Article Text
Abstract
Background Lymphatic filariasis (LF) is a parasitic disease caused by filarial nematodes. An estimated 40 million individuals infected with the filarial nematodes present with the symptomatic LF manifestations of lymphedema (LE) and hydrocele. These symptoms develop in only a subgroup of infected people, and host genetics have been attributed to the disease heterogeneity. Studies that have sought associations between LF and host genetics have focused mainly on candidate genes. The current study aimed to conduct the first genome-wide association study (GWAS) to determine LF susceptibility.

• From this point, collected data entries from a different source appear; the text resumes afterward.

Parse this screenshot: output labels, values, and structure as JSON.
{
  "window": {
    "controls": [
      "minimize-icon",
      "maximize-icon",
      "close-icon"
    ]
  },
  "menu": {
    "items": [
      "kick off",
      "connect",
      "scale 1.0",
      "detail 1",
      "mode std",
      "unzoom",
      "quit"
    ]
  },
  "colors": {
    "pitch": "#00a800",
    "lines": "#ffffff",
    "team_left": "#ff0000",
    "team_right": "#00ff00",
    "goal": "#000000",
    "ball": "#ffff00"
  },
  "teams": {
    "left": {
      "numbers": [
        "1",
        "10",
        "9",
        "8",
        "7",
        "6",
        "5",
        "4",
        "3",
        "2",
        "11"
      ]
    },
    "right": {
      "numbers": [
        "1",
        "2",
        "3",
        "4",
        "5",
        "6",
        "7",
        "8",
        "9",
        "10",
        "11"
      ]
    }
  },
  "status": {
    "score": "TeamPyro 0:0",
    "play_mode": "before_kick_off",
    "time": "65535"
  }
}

Methods Single nucleotide polymorphism (SNP) data from 3189 participants comprising 1508 LF cases and 1681 asymptomatic controls were analysed in the study. Cases were selected based on the presence of either LE and/or hydrocele while controls consisted of participants who had lived in the endemic community for at least 10 years and had no LE and/or hydrocele. These unrelated participants were genotyped using the Infinium Global screening array with multi-disease drop by Illumina®.

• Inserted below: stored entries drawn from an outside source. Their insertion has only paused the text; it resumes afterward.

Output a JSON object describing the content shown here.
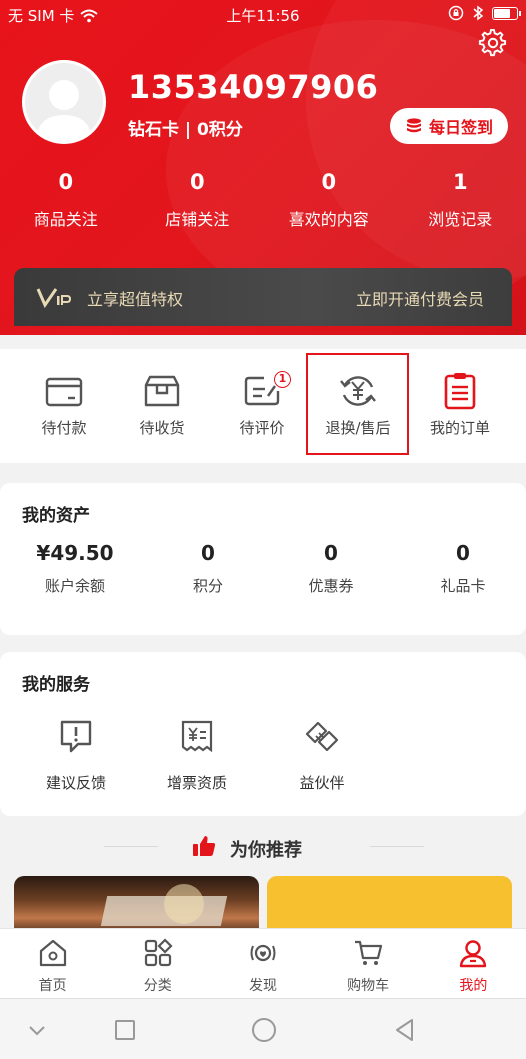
{
  "status_bar": {
    "carrier": "无 SIM 卡",
    "time": "上午11:56",
    "battery_level": 0.75
  },
  "profile": {
    "phone": "13534097906",
    "level": "钻石卡 | 0积分",
    "checkin_label": "每日签到"
  },
  "stats": [
    {
      "value": "0",
      "label": "商品关注"
    },
    {
      "value": "0",
      "label": "店铺关注"
    },
    {
      "value": "0",
      "label": "喜欢的内容"
    },
    {
      "value": "1",
      "label": "浏览记录"
    }
  ],
  "vip": {
    "tagline": "立享超值特权",
    "cta": "立即开通付费会员"
  },
  "orders": [
    {
      "label": "待付款"
    },
    {
      "label": "待收货"
    },
    {
      "label": "待评价",
      "badge": "1"
    },
    {
      "label": "退换/售后"
    },
    {
      "label": "我的订单"
    }
  ],
  "assets": {
    "title": "我的资产",
    "items": [
      {
        "value": "¥49.50",
        "label": "账户余额"
      },
      {
        "value": "0",
        "label": "积分"
      },
      {
        "value": "0",
        "label": "优惠券"
      },
      {
        "value": "0",
        "label": "礼品卡"
      }
    ]
  },
  "services": {
    "title": "我的服务",
    "items": [
      {
        "label": "建议反馈"
      },
      {
        "label": "增票资质"
      },
      {
        "label": "益伙伴"
      }
    ]
  },
  "recommend": {
    "title": "为你推荐"
  },
  "tabs": [
    {
      "label": "首页"
    },
    {
      "label": "分类"
    },
    {
      "label": "发现"
    },
    {
      "label": "购物车"
    },
    {
      "label": "我的",
      "active": true
    }
  ],
  "colors": {
    "brand_red": "#e4141b",
    "vip_gold": "#e8d9b5",
    "vip_dark": "#3d3d3d"
  }
}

Results Independent signals, rs2245413 and rs2245710 were observed at genome-wide significance (p<5x10–8) to be associated with LF. At the HLA locus, SNP rs7742085 located near the HLA-DQB2 gene was identified at genome-wide significance to be associated with LF susceptibility (P = 3.93 x 10–8, odds ratio [OR] = 1.43 [confidence interval {CI} 1.26–1.63]. Other studies have associated these SNPs with renal abnormalities, LE and hydrocele. Additionally, at three non-HLA loci, close to the genes OR5V1 (rs1419637), RNU6ATAC11P (rs2243492), and PAK1 (rs2852388), suggestive evidence of LF associations (P 1.0 x 10–6) were also observed.
Conclusion This first stage GWAS in Ghanaian population identified novel SNPs associated with LF risk, highlighting the potential of GWAS to provide gene candidates for functional analyses as therapeutic targets toward the World Health Organization’s 2030 elimination goal.